In Hollywood, Kevin Spacey's behavior, like that of Harvey Weinstein's, was widely known. At Fox, the network had been making settlements with women over Ailes' and O'Reilly's actions for years. Clinton had a long reputation for womanizing, and Trump openly bragged then dismissed it as locker-room talk and fake news.
Meanwhile those around these people just let it go on and on and on — sometimes even helping with the logistics.
Thus the bad behaviors became bad open secrets.
That is how Roy Moore's proclivity for teenage dates when he was a 30-something assistant district attorney came to light.
Washington Post staffers reporting in Alabama about supporters of Moore's U.S. Senate campaign heard about his past indulgences seeking relationships with teenage girls. Over the ensuing three weeks, two Post reporters interviewed 30 people and tracked down, contacted and interviewed four women who said they were pursued by Moore when they were teens. One, Leigh Corfman, was 14 at the time. The age of consent in Alabama was then and still is 16.
Neither Corfman nor the three other women sought out The Post. All were initially reluctant to speak publicly but chose to do so after multiple interviews, saying they thought it was important for people to know about their interactions with Moore. The women say they don't know one another.
Corfman said Moore took off her clothes and his, then touched her over her underwear and guided her hand to touch him over his underwear. It scared her, and she asked him to take her home. He did, she said.
She told two childhood friends, who convinced her not to see him again. She did not tell her mother until about a decade later. All three told the Post what Corfman told them at the time. The stories were consistent.
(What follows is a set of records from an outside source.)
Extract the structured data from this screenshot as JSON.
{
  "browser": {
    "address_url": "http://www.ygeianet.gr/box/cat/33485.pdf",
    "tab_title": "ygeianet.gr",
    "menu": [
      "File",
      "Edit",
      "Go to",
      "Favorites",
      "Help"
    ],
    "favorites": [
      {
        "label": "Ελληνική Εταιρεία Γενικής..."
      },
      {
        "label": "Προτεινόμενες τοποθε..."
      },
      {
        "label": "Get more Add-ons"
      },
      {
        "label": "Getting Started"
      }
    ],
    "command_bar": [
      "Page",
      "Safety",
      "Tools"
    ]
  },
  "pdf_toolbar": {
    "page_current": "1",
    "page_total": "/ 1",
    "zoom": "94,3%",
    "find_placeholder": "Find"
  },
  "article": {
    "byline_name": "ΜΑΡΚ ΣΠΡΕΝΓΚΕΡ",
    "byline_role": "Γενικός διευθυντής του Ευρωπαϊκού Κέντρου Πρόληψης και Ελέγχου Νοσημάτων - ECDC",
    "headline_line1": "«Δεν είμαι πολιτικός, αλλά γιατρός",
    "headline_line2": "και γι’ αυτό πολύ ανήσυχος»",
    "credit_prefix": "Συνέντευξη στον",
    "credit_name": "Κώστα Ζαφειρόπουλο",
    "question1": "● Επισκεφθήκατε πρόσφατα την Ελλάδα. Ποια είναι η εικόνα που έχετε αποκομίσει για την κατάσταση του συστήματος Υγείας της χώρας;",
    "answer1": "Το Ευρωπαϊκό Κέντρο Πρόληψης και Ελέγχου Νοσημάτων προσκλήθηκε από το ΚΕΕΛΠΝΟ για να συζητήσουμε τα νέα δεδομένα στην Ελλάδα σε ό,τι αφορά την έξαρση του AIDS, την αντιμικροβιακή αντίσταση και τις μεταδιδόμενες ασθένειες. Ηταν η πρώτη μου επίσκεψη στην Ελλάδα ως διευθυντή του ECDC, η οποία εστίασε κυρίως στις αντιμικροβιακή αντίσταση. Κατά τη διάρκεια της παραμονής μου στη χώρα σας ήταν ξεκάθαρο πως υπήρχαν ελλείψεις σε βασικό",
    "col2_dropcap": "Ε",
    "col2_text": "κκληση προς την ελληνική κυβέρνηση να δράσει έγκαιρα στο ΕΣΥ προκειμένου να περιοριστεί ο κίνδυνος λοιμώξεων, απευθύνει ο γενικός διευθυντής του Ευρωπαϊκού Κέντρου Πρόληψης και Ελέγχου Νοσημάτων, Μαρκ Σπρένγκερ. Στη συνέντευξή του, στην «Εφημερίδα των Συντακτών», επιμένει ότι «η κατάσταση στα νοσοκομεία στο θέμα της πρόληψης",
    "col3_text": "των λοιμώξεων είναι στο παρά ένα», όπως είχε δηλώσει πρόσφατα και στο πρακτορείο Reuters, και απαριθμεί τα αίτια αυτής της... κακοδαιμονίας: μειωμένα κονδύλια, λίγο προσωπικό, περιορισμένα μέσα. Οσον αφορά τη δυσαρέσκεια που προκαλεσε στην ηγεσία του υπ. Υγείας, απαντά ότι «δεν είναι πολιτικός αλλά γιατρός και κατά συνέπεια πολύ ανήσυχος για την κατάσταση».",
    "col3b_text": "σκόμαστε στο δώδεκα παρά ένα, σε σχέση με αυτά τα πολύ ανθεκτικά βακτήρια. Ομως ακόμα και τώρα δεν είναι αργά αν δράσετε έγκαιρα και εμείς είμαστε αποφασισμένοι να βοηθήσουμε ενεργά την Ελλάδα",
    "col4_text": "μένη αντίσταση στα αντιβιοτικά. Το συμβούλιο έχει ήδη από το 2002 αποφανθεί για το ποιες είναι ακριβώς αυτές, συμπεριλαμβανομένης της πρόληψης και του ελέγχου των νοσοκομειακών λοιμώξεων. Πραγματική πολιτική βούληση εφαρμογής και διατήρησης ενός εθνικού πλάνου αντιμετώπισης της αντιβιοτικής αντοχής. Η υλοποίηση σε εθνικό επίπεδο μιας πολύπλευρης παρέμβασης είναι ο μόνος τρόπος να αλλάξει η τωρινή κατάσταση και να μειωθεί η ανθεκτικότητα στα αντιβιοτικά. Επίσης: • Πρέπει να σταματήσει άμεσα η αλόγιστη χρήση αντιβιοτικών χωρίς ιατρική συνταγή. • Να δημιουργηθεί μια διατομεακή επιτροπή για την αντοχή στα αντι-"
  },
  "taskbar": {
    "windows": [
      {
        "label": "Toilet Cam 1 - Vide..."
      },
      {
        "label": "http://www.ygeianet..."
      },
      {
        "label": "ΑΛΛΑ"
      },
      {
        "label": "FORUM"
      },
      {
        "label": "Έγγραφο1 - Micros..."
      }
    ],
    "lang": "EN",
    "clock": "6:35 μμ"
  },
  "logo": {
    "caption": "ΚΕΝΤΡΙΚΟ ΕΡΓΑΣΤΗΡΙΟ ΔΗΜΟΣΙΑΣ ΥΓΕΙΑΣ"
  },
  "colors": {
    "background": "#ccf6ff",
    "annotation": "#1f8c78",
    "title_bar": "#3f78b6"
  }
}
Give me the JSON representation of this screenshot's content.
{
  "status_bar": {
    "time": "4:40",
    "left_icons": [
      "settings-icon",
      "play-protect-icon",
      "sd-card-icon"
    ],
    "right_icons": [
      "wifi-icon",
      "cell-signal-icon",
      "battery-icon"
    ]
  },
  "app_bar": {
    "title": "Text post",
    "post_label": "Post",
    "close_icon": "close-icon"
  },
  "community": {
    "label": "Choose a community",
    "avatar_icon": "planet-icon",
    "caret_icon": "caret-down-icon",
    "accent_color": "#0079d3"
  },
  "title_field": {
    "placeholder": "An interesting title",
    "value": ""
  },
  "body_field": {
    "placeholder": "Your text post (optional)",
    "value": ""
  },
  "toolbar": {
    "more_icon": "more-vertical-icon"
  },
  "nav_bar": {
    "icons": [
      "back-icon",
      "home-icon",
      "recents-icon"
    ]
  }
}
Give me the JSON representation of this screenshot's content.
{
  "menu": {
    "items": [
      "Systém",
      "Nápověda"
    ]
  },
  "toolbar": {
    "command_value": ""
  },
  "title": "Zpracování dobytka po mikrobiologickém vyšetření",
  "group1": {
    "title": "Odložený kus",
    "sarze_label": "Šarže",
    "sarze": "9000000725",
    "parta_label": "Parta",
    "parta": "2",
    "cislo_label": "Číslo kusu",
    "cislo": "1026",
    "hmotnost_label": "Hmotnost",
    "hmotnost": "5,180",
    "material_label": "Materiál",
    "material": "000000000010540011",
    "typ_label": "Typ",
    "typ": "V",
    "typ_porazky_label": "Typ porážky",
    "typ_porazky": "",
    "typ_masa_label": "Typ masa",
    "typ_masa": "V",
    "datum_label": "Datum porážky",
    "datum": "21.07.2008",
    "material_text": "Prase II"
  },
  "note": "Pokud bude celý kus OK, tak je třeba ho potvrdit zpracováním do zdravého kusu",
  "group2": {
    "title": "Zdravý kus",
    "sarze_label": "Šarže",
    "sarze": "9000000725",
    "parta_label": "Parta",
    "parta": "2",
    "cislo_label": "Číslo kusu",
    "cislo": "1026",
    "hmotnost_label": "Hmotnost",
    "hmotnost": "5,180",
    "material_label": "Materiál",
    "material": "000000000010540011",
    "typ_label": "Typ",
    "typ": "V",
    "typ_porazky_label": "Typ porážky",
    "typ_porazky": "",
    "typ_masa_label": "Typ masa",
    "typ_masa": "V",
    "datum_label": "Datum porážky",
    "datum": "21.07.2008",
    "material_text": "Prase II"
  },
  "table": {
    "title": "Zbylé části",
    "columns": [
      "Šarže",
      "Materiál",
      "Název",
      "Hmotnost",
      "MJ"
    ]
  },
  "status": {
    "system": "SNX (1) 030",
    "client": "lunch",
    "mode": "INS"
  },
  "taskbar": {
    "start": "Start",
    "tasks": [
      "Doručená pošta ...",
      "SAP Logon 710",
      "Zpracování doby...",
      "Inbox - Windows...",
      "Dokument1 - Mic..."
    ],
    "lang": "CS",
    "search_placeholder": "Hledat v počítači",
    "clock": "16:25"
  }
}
Here's the point: Moore's behavior apparently was so common that people in the Gadsden, Ala., community still think it odd decades later. And if two Washington Post reporters can find four women with first-hand knowledge like this, then there must be 40 more out there.
Lots of people knew, yet Moore has been a prosecutor, a judge, a two-time Alabama Supreme Court chief justice who wrapped himself in the Bible and now a Senate candidate. He, like all the abusers recently outed, wields lots of power. Power is an effective intimidator.
Still, aren't those who know about something like this and do nothing just as much a bully, child abuser, sex abuser and pervert as the perpetrator?